Ashley Morgan, an adolescent psychologist, and upcoming conference speaker will discuss the opioid crisis’ impact on Richmond from a family perspective- and the effect on teenagers.  “It’s become a family problem. “We’re not giving them a forum to have open conversation. To say don’t do it- They’re already doing it. ”

According to Morgan, we also need to take into account the credibility of both our physicians and health professionals. “When you go into med school, you may take a class or two, but once you go into your specialty, they’re not adequately trained on the pharmacology; unless they’re involved in the research.”

Despite signs of growth, Virginia is still relatively low in resources allocated for treatment, a problem Morgan further eludes upon. “There are very few effective treatment programs here in Richmond, I do believe the community at large is looking to make improvements, but the funds backed by our government are just not there,” she said.

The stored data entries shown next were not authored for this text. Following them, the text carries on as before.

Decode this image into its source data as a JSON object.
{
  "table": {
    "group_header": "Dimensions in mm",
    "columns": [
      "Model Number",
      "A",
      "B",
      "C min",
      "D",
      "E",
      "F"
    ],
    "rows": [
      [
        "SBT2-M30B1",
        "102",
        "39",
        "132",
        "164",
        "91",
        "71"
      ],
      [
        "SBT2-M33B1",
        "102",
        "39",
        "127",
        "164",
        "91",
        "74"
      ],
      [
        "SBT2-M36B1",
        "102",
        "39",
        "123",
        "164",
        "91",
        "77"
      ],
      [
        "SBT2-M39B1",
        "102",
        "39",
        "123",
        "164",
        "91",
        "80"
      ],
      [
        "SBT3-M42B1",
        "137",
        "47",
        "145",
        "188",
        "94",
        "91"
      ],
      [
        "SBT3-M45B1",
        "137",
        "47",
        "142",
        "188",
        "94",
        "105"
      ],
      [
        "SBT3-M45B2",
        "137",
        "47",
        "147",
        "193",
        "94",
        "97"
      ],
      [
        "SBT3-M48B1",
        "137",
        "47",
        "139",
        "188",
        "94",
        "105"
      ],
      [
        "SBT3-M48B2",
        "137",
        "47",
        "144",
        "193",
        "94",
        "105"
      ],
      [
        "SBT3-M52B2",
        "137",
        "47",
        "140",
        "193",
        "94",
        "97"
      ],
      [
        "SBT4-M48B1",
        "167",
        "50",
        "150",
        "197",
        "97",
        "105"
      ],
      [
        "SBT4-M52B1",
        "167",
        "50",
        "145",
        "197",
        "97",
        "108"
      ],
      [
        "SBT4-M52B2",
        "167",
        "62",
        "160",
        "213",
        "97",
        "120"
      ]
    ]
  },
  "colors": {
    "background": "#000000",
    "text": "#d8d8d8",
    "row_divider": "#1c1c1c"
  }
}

What she offers instead, an alternative to expand coverage across the state. “If we put the money into adequate rehabilitation services that operated on sliding scale fees, where the low-income individuals could qualify for state insurance, and the lower middle class- with little to no help on coverage- could get help,” Morgan said. No area of our society is inclusively bad, simply flawed. Every facet increasingly diverse, but so is the culture that defines us. As Morgan perfectly summarized: “We have to have read deal conversations about prescription painkillers and their impact.”

Whether directly or indirectly it affects us all, the first step in change is understanding the societal impact of addiction. Amidst a national crisis, Virginia looks to embark on change; through education.

The next talk in the series will be Terplan’s Do Less Harm: Public vs Punitive Health Feb. 28 at 7 pm at St. James Episcopal Church.